An expert in AI video generation discusses the technology's rapid advances-and its current limitations.
This presidential cycle has already seen several high-profile examples of people using deepfakes to try to influence voters. Deepfakes are images, audio recordings, or videos generated or modified using artificial intelligence (AI) models to depict real or fictional people. Recent deepfake examples include manipulated audio of Joe Biden urging voters to stay home during primaries and fabricated images of Taylor Swift endorsing Donald Trump.
It appears generative artificial intelligence is an increasingly prominent tool in the misinformation toolbox. Should voters be concerned about being bombarded with phony videos of politicians created with generative AI? An expert in computer vision and deep learning at the University of Rochester says that while the technology is rapidly advancing, deepfake video generation remains harder for bad actors to leverage due to its complex nature.
While OpenAI's products, including ChatGPT for text generation and DALL-E 3 for image generation, are taking off in popularity, the company has yet to release an equivalent for video generation. According to Chenliang Xu, an associate professor of computer science at Rochester, the company has released previews of its Sora video generation software but has yet to release the product, which is still undergoing testing and refinement.
"Generating video using AI is still an ongoing research topic and a hard problem because it's what we call multimodal content," says Xu. "Generating moving videos along with corresponding audio are difficult problems on their own-and aligning them is even harder."
Xu says that his research group was among the first to use artificial neural networks to generate multimodal video in 2017. They started with tasks like providing an image of a violin player and audio of a violin to generate a moving video of a violin player. From there, they moved on to problems like generating lip movements, and then to creating full talking faces complete with head gestures from a single image.
"Now, we can generate real-time, fully drivable heads and even turn the heads into various styles specified by language descriptions," says Xu.

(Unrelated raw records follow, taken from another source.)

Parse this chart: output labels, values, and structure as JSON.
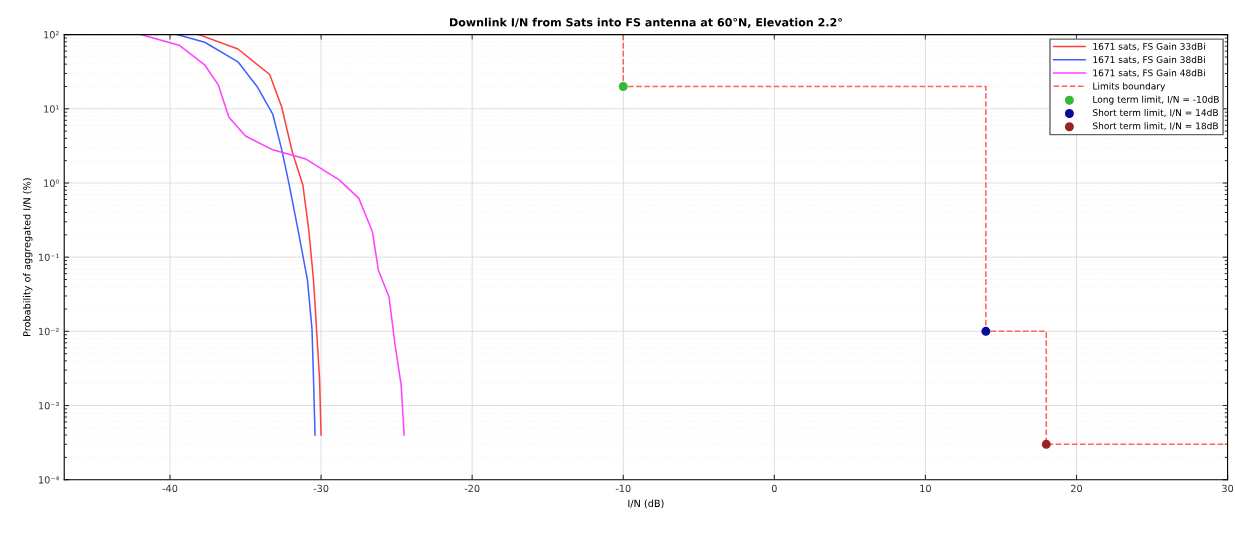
{
  "chart_data": {
    "type": "line",
    "title": "Downlink I/N from Sats into FS antenna at 60°N, Elevation 2.2°",
    "xlabel": "I/N (dB)",
    "ylabel": "Probability of aggregated I/N (%)",
    "log": "y",
    "grid": true,
    "legend": "top right",
    "xlim": [
      -47,
      30
    ],
    "xticks": [
      -40,
      -30,
      -20,
      -10,
      0,
      10,
      20,
      30
    ],
    "ylim": [
      0.0001,
      100
    ],
    "yticks": [
      {
        "value": 0.0001,
        "label": "10⁻⁴"
      },
      {
        "value": 0.001,
        "label": "10⁻³"
      },
      {
        "value": 0.01,
        "label": "10⁻²"
      },
      {
        "value": 0.1,
        "label": "10⁻¹"
      },
      {
        "value": 1,
        "label": "10⁰"
      },
      {
        "value": 10,
        "label": "10¹"
      },
      {
        "value": 100,
        "label": "10²"
      }
    ],
    "series": [
      {
        "name": "1671 sats, FS Gain 33dBi",
        "color": "#ff4040",
        "line_style": "solid",
        "x": [
          -38.1,
          -35.5,
          -33.4,
          -32.6,
          -31.9,
          -31.2,
          -30.8,
          -30.5,
          -30.3,
          -30.1,
          -30.0
        ],
        "values": [
          100,
          64,
          29,
          10.5,
          2.6,
          0.93,
          0.22,
          0.049,
          0.0107,
          0.0023,
          0.0004
        ]
      },
      {
        "name": "1671 sats, FS Gain 38dBi",
        "color": "#4060ff",
        "line_style": "solid",
        "x": [
          -39.5,
          -37.7,
          -35.5,
          -34.2,
          -33.2,
          -32.6,
          -32.1,
          -31.5,
          -30.9,
          -30.6,
          -30.5,
          -30.4
        ],
        "values": [
          100,
          79,
          43,
          19.5,
          8.5,
          2.8,
          0.93,
          0.22,
          0.049,
          0.0107,
          0.0023,
          0.0004
        ]
      },
      {
        "name": "1671 sats, FS Gain 48dBi",
        "color": "#ff40ff",
        "line_style": "solid",
        "x": [
          -41.9,
          -39.4,
          -37.7,
          -36.8,
          -36.1,
          -35.0,
          -33.2,
          -31.0,
          -28.8,
          -27.5,
          -26.6,
          -26.2,
          -25.5,
          -25.1,
          -24.7,
          -24.5
        ],
        "values": [
          100,
          72,
          39,
          21,
          7.7,
          4.3,
          2.8,
          2.1,
          1.1,
          0.62,
          0.22,
          0.066,
          0.029,
          0.0065,
          0.0019,
          0.0004
        ]
      },
      {
        "name": "Limits boundary",
        "color": "#ff6060",
        "line_style": "dashed",
        "x": [
          -10,
          -10,
          14,
          14,
          18,
          18,
          30
        ],
        "values": [
          100,
          20,
          20,
          0.01,
          0.01,
          0.0003,
          0.0003
        ]
      },
      {
        "name": "Long term limit, I/N = -10dB",
        "type": "scatter",
        "marker": "circle",
        "color": "#33bb33",
        "x": [
          -10
        ],
        "values": [
          20
        ]
      },
      {
        "name": "Short term limit, I/N = 14dB",
        "type": "scatter",
        "marker": "circle",
        "color": "#0a0a99",
        "x": [
          14
        ],
        "values": [
          0.01
        ]
      },
      {
        "name": "Short term limit, I/N = 18dB",
        "type": "scatter",
        "marker": "circle",
        "color": "#992222",
        "x": [
          18
        ],
        "values": [
          0.0003
        ]
      }
    ]
  }
}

Challenges with deepfake detection technology
Xu's team has also developed technology for deepfake detection. He calls it an area that needs extensive further research, noting that it's easier to build technology to generate deepfakes than to detect them because of the training data needed to build the generalized deepfake detection models.
"If you want to build a technology that's able to detect deepfakes, you need to create a database that identifies what are fake images and what are real images," says Xu. "That labeling requires an additional layer of human involvement that generation does not."

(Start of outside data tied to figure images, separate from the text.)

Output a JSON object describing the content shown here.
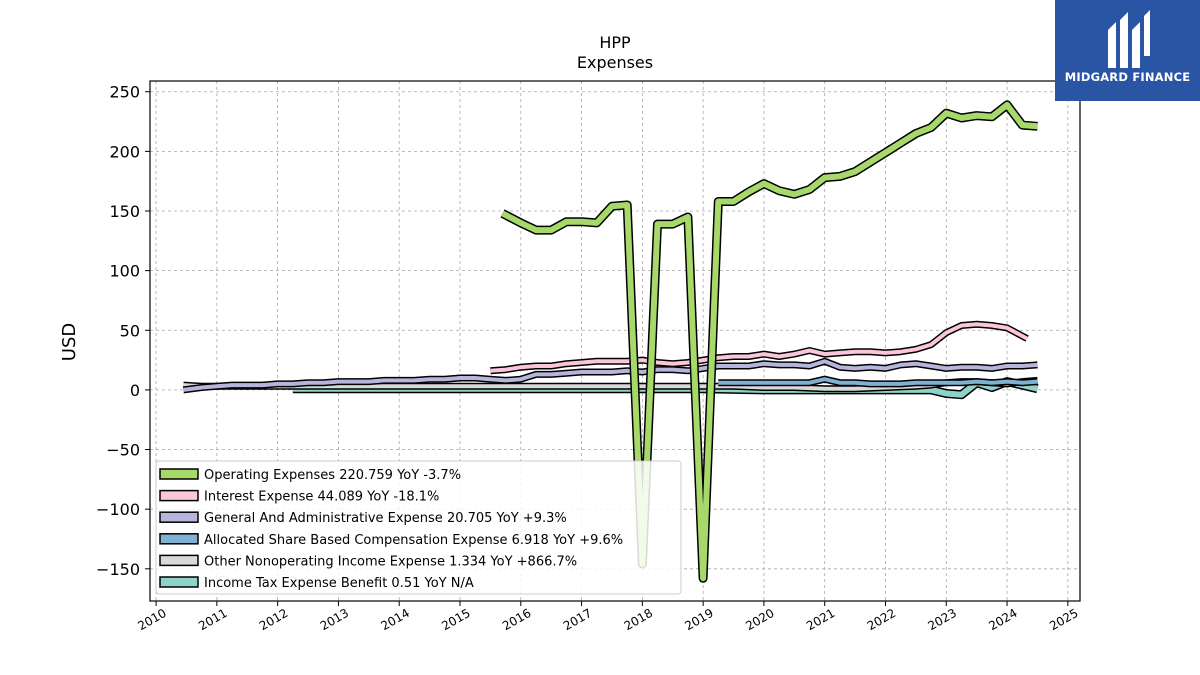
{
  "brand": {
    "name": "MIDGARD FINANCE",
    "color": "#2a55a4"
  },
  "chart_data": {
    "type": "line",
    "title": "HPP",
    "subtitle": "Expenses",
    "xlabel": "",
    "ylabel": "USD",
    "xlim": [
      2009.9,
      2025.2
    ],
    "ylim": [
      -177,
      259
    ],
    "x_ticks": [
      "2010",
      "2011",
      "2012",
      "2013",
      "2014",
      "2015",
      "2016",
      "2017",
      "2018",
      "2019",
      "2020",
      "2021",
      "2022",
      "2023",
      "2024",
      "2025"
    ],
    "y_ticks": [
      "250",
      "200",
      "150",
      "100",
      "50",
      "0",
      "−50",
      "−100",
      "−150"
    ],
    "y_tick_values": [
      250,
      200,
      150,
      100,
      50,
      0,
      -50,
      -100,
      -150
    ],
    "grid": true,
    "legend_position": "lower-left",
    "series": [
      {
        "name": "Operating Expenses  220.759 YoY -3.7%",
        "color": "#a6d96a",
        "width": 6,
        "points": [
          [
            2015.7,
            148
          ],
          [
            2016.0,
            140
          ],
          [
            2016.25,
            134
          ],
          [
            2016.5,
            134
          ],
          [
            2016.75,
            141
          ],
          [
            2017.0,
            141
          ],
          [
            2017.25,
            140
          ],
          [
            2017.5,
            154
          ],
          [
            2017.75,
            155
          ],
          [
            2018.0,
            -146
          ],
          [
            2018.25,
            139
          ],
          [
            2018.5,
            139
          ],
          [
            2018.75,
            145
          ],
          [
            2019.0,
            -158
          ],
          [
            2019.25,
            158
          ],
          [
            2019.5,
            158
          ],
          [
            2019.75,
            166
          ],
          [
            2020.0,
            173
          ],
          [
            2020.25,
            167
          ],
          [
            2020.5,
            164
          ],
          [
            2020.75,
            168
          ],
          [
            2021.0,
            178
          ],
          [
            2021.25,
            179
          ],
          [
            2021.5,
            183
          ],
          [
            2021.75,
            191
          ],
          [
            2022.0,
            199
          ],
          [
            2022.25,
            207
          ],
          [
            2022.5,
            215
          ],
          [
            2022.75,
            220
          ],
          [
            2023.0,
            232
          ],
          [
            2023.25,
            228
          ],
          [
            2023.5,
            230
          ],
          [
            2023.75,
            229
          ],
          [
            2024.0,
            239
          ],
          [
            2024.25,
            222
          ],
          [
            2024.5,
            221
          ]
        ]
      },
      {
        "name": "Interest Expense  44.089 YoY -18.1%",
        "color": "#fbc5db",
        "width": 4,
        "points": [
          [
            2015.5,
            16
          ],
          [
            2015.75,
            17
          ],
          [
            2016.0,
            19
          ],
          [
            2016.25,
            20
          ],
          [
            2016.5,
            20
          ],
          [
            2016.75,
            22
          ],
          [
            2017.0,
            23
          ],
          [
            2017.25,
            24
          ],
          [
            2017.5,
            24
          ],
          [
            2017.75,
            24
          ],
          [
            2018.0,
            25
          ],
          [
            2018.25,
            23
          ],
          [
            2018.5,
            22
          ],
          [
            2018.75,
            23
          ],
          [
            2019.0,
            25
          ],
          [
            2019.25,
            27
          ],
          [
            2019.5,
            28
          ],
          [
            2019.75,
            28
          ],
          [
            2020.0,
            30
          ],
          [
            2020.25,
            28
          ],
          [
            2020.5,
            30
          ],
          [
            2020.75,
            33
          ],
          [
            2021.0,
            30
          ],
          [
            2021.25,
            31
          ],
          [
            2021.5,
            32
          ],
          [
            2021.75,
            32
          ],
          [
            2022.0,
            31
          ],
          [
            2022.25,
            32
          ],
          [
            2022.5,
            34
          ],
          [
            2022.75,
            38
          ],
          [
            2023.0,
            48
          ],
          [
            2023.25,
            54
          ],
          [
            2023.5,
            55
          ],
          [
            2023.75,
            54
          ],
          [
            2024.0,
            52
          ],
          [
            2024.33,
            43
          ]
        ]
      },
      {
        "name": "General And Administrative Expense  20.705 YoY +9.3%",
        "color": "#b6b6dc",
        "width": 4,
        "points": [
          [
            2010.45,
            0
          ],
          [
            2010.75,
            2
          ],
          [
            2011.0,
            3
          ],
          [
            2011.25,
            4
          ],
          [
            2011.5,
            4
          ],
          [
            2011.75,
            4
          ],
          [
            2012.0,
            5
          ],
          [
            2012.25,
            5
          ],
          [
            2012.5,
            6
          ],
          [
            2012.75,
            6
          ],
          [
            2013.0,
            7
          ],
          [
            2013.25,
            7
          ],
          [
            2013.5,
            7
          ],
          [
            2013.75,
            8
          ],
          [
            2014.0,
            8
          ],
          [
            2014.25,
            8
          ],
          [
            2014.5,
            9
          ],
          [
            2014.75,
            9
          ],
          [
            2015.0,
            10
          ],
          [
            2015.25,
            10
          ],
          [
            2015.5,
            9
          ],
          [
            2015.75,
            8
          ],
          [
            2016.0,
            9
          ],
          [
            2016.25,
            13
          ],
          [
            2016.5,
            13
          ],
          [
            2016.75,
            14
          ],
          [
            2017.0,
            15
          ],
          [
            2017.25,
            15
          ],
          [
            2017.5,
            15
          ],
          [
            2017.75,
            16
          ],
          [
            2018.0,
            15
          ],
          [
            2018.25,
            17
          ],
          [
            2018.5,
            17
          ],
          [
            2018.75,
            16
          ],
          [
            2019.0,
            18
          ],
          [
            2019.25,
            20
          ],
          [
            2019.5,
            20
          ],
          [
            2019.75,
            20
          ],
          [
            2020.0,
            22
          ],
          [
            2020.25,
            21
          ],
          [
            2020.5,
            21
          ],
          [
            2020.75,
            20
          ],
          [
            2021.0,
            24
          ],
          [
            2021.25,
            19
          ],
          [
            2021.5,
            18
          ],
          [
            2021.75,
            19
          ],
          [
            2022.0,
            18
          ],
          [
            2022.25,
            21
          ],
          [
            2022.5,
            22
          ],
          [
            2022.75,
            20
          ],
          [
            2023.0,
            18
          ],
          [
            2023.25,
            19
          ],
          [
            2023.5,
            19
          ],
          [
            2023.75,
            18
          ],
          [
            2024.0,
            20
          ],
          [
            2024.25,
            20
          ],
          [
            2024.5,
            21
          ]
        ]
      },
      {
        "name": "Allocated Share Based Compensation Expense  6.918 YoY +9.6%",
        "color": "#80b1d3",
        "width": 4,
        "points": [
          [
            2019.25,
            6
          ],
          [
            2019.5,
            6
          ],
          [
            2019.75,
            6
          ],
          [
            2020.0,
            6
          ],
          [
            2020.25,
            6
          ],
          [
            2020.5,
            6
          ],
          [
            2020.75,
            6
          ],
          [
            2021.0,
            9
          ],
          [
            2021.25,
            6
          ],
          [
            2021.5,
            6
          ],
          [
            2021.75,
            5
          ],
          [
            2022.0,
            5
          ],
          [
            2022.25,
            5
          ],
          [
            2022.5,
            6
          ],
          [
            2022.75,
            6
          ],
          [
            2023.0,
            6
          ],
          [
            2023.25,
            6
          ],
          [
            2023.5,
            7
          ],
          [
            2023.75,
            6
          ],
          [
            2024.0,
            7
          ],
          [
            2024.25,
            6
          ],
          [
            2024.5,
            7
          ]
        ]
      },
      {
        "name": "Other Nonoperating Income Expense  1.334 YoY +866.7%",
        "color": "#d9d9d9",
        "width": 4,
        "points": [
          [
            2010.45,
            4
          ],
          [
            2010.75,
            3
          ],
          [
            2011.0,
            3
          ],
          [
            2011.5,
            3
          ],
          [
            2012.0,
            3
          ],
          [
            2012.5,
            3
          ],
          [
            2013.0,
            3
          ],
          [
            2013.5,
            3
          ],
          [
            2014.0,
            3
          ],
          [
            2014.5,
            3
          ],
          [
            2015.0,
            3
          ],
          [
            2015.5,
            3
          ],
          [
            2016.0,
            3
          ],
          [
            2016.5,
            3
          ],
          [
            2017.0,
            3
          ],
          [
            2017.5,
            3
          ],
          [
            2018.0,
            3
          ],
          [
            2018.5,
            3
          ],
          [
            2019.0,
            3
          ],
          [
            2019.5,
            3
          ],
          [
            2020.0,
            2
          ],
          [
            2020.5,
            2
          ],
          [
            2021.0,
            1
          ],
          [
            2021.5,
            1
          ],
          [
            2022.0,
            2
          ],
          [
            2022.5,
            3
          ],
          [
            2022.75,
            4
          ],
          [
            2023.0,
            6
          ],
          [
            2023.25,
            7
          ],
          [
            2023.5,
            7
          ],
          [
            2023.75,
            6
          ],
          [
            2024.0,
            5
          ],
          [
            2024.25,
            7
          ],
          [
            2024.5,
            8
          ]
        ]
      },
      {
        "name": "Income Tax Expense Benefit  0.51 YoY N/A",
        "color": "#8dd3c7",
        "width": 6,
        "points": [
          [
            2012.25,
            1
          ],
          [
            2013.0,
            1
          ],
          [
            2014.0,
            1
          ],
          [
            2015.0,
            1
          ],
          [
            2016.0,
            1
          ],
          [
            2017.0,
            1
          ],
          [
            2018.0,
            1
          ],
          [
            2019.0,
            1
          ],
          [
            2020.0,
            0
          ],
          [
            2021.0,
            0
          ],
          [
            2022.0,
            0
          ],
          [
            2022.75,
            0
          ],
          [
            2023.0,
            -3
          ],
          [
            2023.25,
            -4
          ],
          [
            2023.5,
            6
          ],
          [
            2023.75,
            2
          ],
          [
            2024.0,
            7
          ],
          [
            2024.25,
            4
          ],
          [
            2024.5,
            1
          ]
        ]
      }
    ]
  }
}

Another concern, he adds, is making a detector that is generalizable to different types of deepfake generators. "You can make a model that performs well against the techniques you know about, but if someone uses a different model, your detection algorithm will have a hard time capturing that," he says.
The easiest targets for video deepfakes
Having access to good training data is crucial for creating effective generative AI models. As a result, Xu says politicians and celebrities will be the earliest and easiest targets when video generators become widely available.
"Politicians and celebrities are easier to generate than normal people because there is simply more data about them," says Xu. "Because so much video of them already exists, these models can use it to learn the expressions they show in different situations, along with their voices, their hair, movements, and emotions."
But he expects that, at least initially, the training data the "celeb deepfakes" in particular are built on may make them more easily noticeable.
"If you used only high-quality photographs to train a model, it will produce similar results," says Xu. "It may result in an overly smooth style that you can pick out as a cue to tell it's a deepfake."
Other cues can include how natural a person's reaction seems, whether they can move their heads, and even the number of teeth shown. But image generators have overcome similar early tells-such as creating hands with six fingers-and Xu says enough training data can mitigate these limitations.
He calls on the research community to invest more effort into developing deepfake detection strategies and grappling with the ethical concerns surrounding the development of these technologies.
"Generative models are a tool that in the hands of good people can do good things, but in the hands of bad people can do bad things," says Xu. "The technology itself isn't good or bad, but we need to discuss how to prevent these powerful tools from ending up in the wrong hands and used maliciously."